The new series' title "Ka-Zar the Savage" was a concession to generic expectations, a potentially powerful hook, and an ironic description of a character who no longer is sure that "savagery" has a lasting appeal. As "Lord of the Savage Land," Ka-Zar is implicated in narratives about the natural order, noble savagery, and unsentimental recognition that he is surrounded by animals who live and die as part of the food chain. The first issue begins with a splash page showing a starving wolf pack attacking and killing a rhino. A series of narrative captions explain that the law of the food chain "would not be questioned," but two inset panels of Ka-Zar on a hilltop, staring down at the slaughter declare the hero's dissonance with the land of which he is supposedly lord: "Ka-Zar watches it...and Ka-Zar does question" ("A New Dawn....A New World!", Ka-Zar the Savage 1, by Jones, Anderson, and Carlos Garzon, April 1981).

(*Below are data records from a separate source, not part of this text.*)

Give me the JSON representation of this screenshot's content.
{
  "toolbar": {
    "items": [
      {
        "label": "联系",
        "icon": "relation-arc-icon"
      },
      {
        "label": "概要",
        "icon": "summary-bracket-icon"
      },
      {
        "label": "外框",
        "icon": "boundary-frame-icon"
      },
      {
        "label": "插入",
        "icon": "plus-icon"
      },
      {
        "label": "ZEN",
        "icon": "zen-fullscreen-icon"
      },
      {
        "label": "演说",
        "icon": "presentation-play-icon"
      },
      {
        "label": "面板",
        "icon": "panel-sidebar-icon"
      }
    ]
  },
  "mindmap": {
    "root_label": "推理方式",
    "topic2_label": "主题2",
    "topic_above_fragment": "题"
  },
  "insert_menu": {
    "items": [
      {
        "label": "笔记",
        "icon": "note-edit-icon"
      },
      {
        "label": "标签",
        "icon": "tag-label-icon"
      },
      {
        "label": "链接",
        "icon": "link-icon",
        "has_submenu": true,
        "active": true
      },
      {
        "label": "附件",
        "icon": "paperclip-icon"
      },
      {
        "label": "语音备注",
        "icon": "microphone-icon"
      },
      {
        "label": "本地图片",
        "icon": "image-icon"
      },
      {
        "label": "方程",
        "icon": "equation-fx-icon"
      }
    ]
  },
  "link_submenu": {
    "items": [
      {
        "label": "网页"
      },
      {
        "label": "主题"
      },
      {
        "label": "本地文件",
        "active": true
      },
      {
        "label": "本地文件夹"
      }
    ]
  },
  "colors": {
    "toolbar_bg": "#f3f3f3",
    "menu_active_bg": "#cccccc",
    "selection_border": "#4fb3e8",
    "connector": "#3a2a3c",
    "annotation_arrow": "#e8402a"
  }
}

Though "A New Dawn..A New World" sets up the romantic and interpersonal conflicts that will dominate the first year of the series, the story itself is structured as a series of decisions Ka-Zar makes about intervening to save a life in peril: the rhino (he declines); a young dinosaur sinking in the mud (he helps, but only because his partner, Shanna the She-Devil, insists); Leanne, Queen of Zarhan (whom he helps because she is a damsel in distress); Leanne's cat Felina, who is about to be killed by her attackers (Ka-Zar tells her he sees no need to "sacrifice my own life along with your cat's"); his sabretooth tiger companion Zabu (who leaps into the fray to save Felina; "Where Zabu goes, Ka-Zar follows!"), and the calf Zabu orphans by attacking its mother for dinner (which he slaughters, so as not to let it "suffer needlessly"). Nor should we forget Zabu's own actions: in Ka-Zar's flashback origin story, it is Zabu who saves little Kevin Plunder from murder at the hands of the "savages" that had "hunted the great cats to extinction," Zabu who saves Felina (he is at least as attracted to her as Ka-Zar is to Leanne), and Zabu who kills the mother of the calf. [3]

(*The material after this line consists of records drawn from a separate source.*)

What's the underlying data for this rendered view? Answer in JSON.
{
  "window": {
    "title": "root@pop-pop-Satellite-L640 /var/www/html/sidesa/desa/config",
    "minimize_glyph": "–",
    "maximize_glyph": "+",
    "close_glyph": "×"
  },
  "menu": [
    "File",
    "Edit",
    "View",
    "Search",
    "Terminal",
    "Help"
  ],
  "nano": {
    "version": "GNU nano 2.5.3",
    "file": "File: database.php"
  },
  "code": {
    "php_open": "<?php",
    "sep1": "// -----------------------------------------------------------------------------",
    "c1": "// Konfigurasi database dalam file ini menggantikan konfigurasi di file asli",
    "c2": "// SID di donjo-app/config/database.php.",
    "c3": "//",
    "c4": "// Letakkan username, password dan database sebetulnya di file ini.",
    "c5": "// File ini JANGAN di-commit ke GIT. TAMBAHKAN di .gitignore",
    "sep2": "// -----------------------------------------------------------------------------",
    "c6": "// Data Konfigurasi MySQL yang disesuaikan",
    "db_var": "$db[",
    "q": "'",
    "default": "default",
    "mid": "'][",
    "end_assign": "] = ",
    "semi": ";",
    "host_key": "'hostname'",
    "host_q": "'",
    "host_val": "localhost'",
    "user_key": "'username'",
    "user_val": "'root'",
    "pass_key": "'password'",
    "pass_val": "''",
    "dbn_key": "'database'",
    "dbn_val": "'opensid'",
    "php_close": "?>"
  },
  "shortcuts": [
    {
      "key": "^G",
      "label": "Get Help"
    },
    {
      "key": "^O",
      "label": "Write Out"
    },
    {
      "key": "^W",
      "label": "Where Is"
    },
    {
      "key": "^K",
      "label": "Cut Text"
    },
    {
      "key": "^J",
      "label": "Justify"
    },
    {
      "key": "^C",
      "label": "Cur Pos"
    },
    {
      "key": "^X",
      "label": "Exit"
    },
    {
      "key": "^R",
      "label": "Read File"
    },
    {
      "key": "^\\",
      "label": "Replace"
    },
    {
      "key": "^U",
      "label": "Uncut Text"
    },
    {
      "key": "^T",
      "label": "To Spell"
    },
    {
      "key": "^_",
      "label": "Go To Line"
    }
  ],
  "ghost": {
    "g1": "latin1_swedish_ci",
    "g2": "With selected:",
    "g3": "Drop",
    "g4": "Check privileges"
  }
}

The parallel between Ka-Zar and his cat works well here. Each is driven by instinct, but each makes decisions that go beyond predictable animal desires (Zabu essentially raises the young Ka-Zar, while Ka-Zar assesses each potential intervention through a combination of impulse and introspection). The first issue of Ka-Zar the Savage features a protagonist who is fighting against the script; this is rendered literal on the first page, when Ka-Zar, contradicting the captions about the unquestioned nature of the food chain, does wonder why. But it is also figurative: does he want to be a jungle king all his life? Is the alternative settling down with Shanna, a well-worn script of its own? And is the big city really the only alternative to the Savage Land?
Next: Goodbye, City Life!
Notes
[1] Jones left the book after issue 27 (August 1983), replaced by Mark Carlin, who took the series in a different, action-oriented, direction.
[2] Besides the first issue of Ka-Zar the Savage, there can't be many Marvel comics whose listing on marvelfandom.com includes Ayn Rand and as one of the "other characters" mentioned in the story.
[3] The species of the animal is unclear; it looks like a bull, but, despite its horns, the discovery of its calf leads Leanne to state that it's female.